空は高く、雲は薄く流れ、野花がところどころに色を添えている。
木陰にはウサギや野鳥の姿も見え、魔物の気配はない。
「いいとこじゃん……! ここ、好きかも」
手元の依頼書を確認し、腰を下ろして地面に目を凝らす。
探すのはルビア草。丸い葉に淡い紫の縁取り、花のない品種で、主に解熱薬の素材になるという。
「ふんふん……このへんかな?」
しゃがんで探す。見つけて摘む。葉を確認して束ねる。
……一束。
「よーし、あと十四!」
――と、意気込んだのも束の間。
二束目、間違えて毒性のある似た葉を掴んでしまい、軽くかぶれる。
三束目、草むらに潜んでいた虫にびっくりして尻もち。
四束目、腰を痛めながら前かがみで時間がかかる。
気づけば日が傾き始め、風が少し冷たくなっていた。
「うぅ……これ……地味にキツい……!」
喉は乾き、手袋の中の指も痺れ気味。おまけにローブの裾は泥だらけ。
昼食用に持ってきたクラッカーは道中で砕け、ほとんど粉になっていた。
それでも――
「あと……あと一束……!」
膝をつきながらも、最後の草を丁寧に包む。
「終わった……!」
空を見上げたとき、太陽はもう西へ傾いていた。
*
帰り道。王都の南門が見えてきた頃には、リセルはほとんど「帰還兵」のような有様だった。

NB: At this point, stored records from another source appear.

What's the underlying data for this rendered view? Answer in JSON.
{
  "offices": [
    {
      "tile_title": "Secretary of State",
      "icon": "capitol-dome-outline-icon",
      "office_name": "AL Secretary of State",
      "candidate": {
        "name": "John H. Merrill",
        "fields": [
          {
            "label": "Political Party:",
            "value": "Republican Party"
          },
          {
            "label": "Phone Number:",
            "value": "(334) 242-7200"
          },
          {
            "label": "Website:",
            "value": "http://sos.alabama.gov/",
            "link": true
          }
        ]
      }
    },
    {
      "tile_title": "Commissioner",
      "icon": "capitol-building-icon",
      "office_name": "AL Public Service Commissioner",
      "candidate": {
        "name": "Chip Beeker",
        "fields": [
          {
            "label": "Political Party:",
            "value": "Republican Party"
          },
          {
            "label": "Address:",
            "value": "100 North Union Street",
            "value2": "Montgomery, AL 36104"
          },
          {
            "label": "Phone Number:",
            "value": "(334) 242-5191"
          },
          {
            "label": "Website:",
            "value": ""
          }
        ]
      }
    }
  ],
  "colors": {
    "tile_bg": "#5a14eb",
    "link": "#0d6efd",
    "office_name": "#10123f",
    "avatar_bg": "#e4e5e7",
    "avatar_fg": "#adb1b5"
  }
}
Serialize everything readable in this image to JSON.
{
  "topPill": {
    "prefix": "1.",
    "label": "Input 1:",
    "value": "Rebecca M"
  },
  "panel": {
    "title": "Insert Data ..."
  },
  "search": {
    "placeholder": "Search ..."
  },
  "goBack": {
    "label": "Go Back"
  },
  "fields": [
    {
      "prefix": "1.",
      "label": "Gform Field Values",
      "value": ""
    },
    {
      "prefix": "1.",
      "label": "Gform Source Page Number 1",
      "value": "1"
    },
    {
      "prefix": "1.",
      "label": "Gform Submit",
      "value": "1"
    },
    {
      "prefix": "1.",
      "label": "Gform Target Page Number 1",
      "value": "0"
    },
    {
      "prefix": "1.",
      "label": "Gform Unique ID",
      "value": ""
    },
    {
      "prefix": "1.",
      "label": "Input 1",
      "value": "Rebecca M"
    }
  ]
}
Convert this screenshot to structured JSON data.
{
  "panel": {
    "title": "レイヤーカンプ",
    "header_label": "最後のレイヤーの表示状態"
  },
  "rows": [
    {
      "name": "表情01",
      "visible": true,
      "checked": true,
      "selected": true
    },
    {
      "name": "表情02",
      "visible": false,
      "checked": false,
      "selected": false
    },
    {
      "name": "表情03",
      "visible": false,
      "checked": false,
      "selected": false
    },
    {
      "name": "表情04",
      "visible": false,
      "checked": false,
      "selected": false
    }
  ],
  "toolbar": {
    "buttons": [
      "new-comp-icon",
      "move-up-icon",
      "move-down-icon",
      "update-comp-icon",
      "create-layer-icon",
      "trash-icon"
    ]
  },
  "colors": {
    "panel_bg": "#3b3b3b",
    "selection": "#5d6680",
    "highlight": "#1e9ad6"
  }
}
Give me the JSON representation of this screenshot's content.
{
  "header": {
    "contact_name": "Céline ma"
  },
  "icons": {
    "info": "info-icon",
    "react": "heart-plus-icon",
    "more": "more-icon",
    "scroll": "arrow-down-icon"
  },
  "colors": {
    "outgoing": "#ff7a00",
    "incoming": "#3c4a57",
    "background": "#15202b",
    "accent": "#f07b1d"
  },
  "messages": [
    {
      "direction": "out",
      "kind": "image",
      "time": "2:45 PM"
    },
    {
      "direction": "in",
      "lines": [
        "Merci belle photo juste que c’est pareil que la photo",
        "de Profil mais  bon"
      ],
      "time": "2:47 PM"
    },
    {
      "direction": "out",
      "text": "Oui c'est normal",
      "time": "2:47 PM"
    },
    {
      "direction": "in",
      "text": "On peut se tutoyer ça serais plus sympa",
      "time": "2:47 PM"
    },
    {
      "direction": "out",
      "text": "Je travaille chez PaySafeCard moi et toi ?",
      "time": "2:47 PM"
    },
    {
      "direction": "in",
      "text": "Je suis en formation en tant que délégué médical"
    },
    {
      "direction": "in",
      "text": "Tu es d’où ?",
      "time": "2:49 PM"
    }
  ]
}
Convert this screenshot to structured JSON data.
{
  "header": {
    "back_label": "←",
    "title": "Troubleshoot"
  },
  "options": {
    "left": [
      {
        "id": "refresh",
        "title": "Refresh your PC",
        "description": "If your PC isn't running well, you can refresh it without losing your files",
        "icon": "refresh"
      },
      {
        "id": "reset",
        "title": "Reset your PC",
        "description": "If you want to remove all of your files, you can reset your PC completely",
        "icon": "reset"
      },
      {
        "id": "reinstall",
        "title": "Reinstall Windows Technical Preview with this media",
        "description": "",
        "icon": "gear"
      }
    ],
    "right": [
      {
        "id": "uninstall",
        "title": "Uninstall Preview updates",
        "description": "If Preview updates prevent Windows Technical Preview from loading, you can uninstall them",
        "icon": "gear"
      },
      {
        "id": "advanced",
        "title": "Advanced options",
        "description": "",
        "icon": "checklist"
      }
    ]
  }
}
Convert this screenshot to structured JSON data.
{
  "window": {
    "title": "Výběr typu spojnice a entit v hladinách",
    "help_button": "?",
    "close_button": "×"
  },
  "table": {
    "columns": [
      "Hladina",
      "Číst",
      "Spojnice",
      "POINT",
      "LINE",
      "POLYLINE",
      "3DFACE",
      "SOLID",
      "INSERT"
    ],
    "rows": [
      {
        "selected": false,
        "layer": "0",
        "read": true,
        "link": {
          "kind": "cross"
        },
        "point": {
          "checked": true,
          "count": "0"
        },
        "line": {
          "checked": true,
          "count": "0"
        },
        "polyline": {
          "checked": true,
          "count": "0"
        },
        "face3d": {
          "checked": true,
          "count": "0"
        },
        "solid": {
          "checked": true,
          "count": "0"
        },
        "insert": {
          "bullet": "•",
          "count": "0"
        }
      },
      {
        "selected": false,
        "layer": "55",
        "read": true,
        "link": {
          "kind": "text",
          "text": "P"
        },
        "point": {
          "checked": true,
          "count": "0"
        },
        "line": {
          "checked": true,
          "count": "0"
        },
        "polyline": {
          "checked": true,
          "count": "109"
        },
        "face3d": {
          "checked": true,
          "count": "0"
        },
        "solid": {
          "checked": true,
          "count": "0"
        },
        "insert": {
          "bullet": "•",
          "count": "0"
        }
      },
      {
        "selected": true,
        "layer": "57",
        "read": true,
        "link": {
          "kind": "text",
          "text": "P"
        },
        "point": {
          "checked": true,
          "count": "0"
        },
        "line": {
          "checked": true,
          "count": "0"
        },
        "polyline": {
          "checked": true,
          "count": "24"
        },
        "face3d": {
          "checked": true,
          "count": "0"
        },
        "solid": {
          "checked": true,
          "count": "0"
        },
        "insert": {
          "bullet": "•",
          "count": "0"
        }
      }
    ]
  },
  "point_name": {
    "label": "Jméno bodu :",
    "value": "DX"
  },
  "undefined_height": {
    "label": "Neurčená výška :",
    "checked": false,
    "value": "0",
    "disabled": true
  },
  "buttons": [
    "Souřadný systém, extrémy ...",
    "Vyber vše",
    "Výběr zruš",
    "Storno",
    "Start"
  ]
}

髪は汗で乱れ、頬には泥の跡、ローブはずっしり重く、腕も足も鉛のよう。
それでも、歩き続ける。
夕暮れの光の中、門番詰所の前をふらふらと通りかかると、朝と同じ兵士がリセルを見つけて、声をかけてきた。
「おー、無事帰ったな! ……って、うわっ!? な、なんだその格好……!」
思わず吹き出すように笑う。
リセルは眉を吊り上げて叫んだ。
「わ、笑わないでくださいっ! これでも、ちゃんと任務は完了してるんですからね……!」
けれど、言い返しながらも、どこか笑っていた。
自分でも、情けない見た目だとは思う。けれど、その姿こそが、自分がちゃんと“働いた”証でもあった。
「うんうん、冒険者ってのは、そういうもんだ。今日もひと仕事、お疲れさん!」
「……ありがと。明日は……もうちょっと冒険っぽい仕事がいいなぁ」
ふらふらと背中を向けながら、リセルは再び、王都の街へと帰っていった。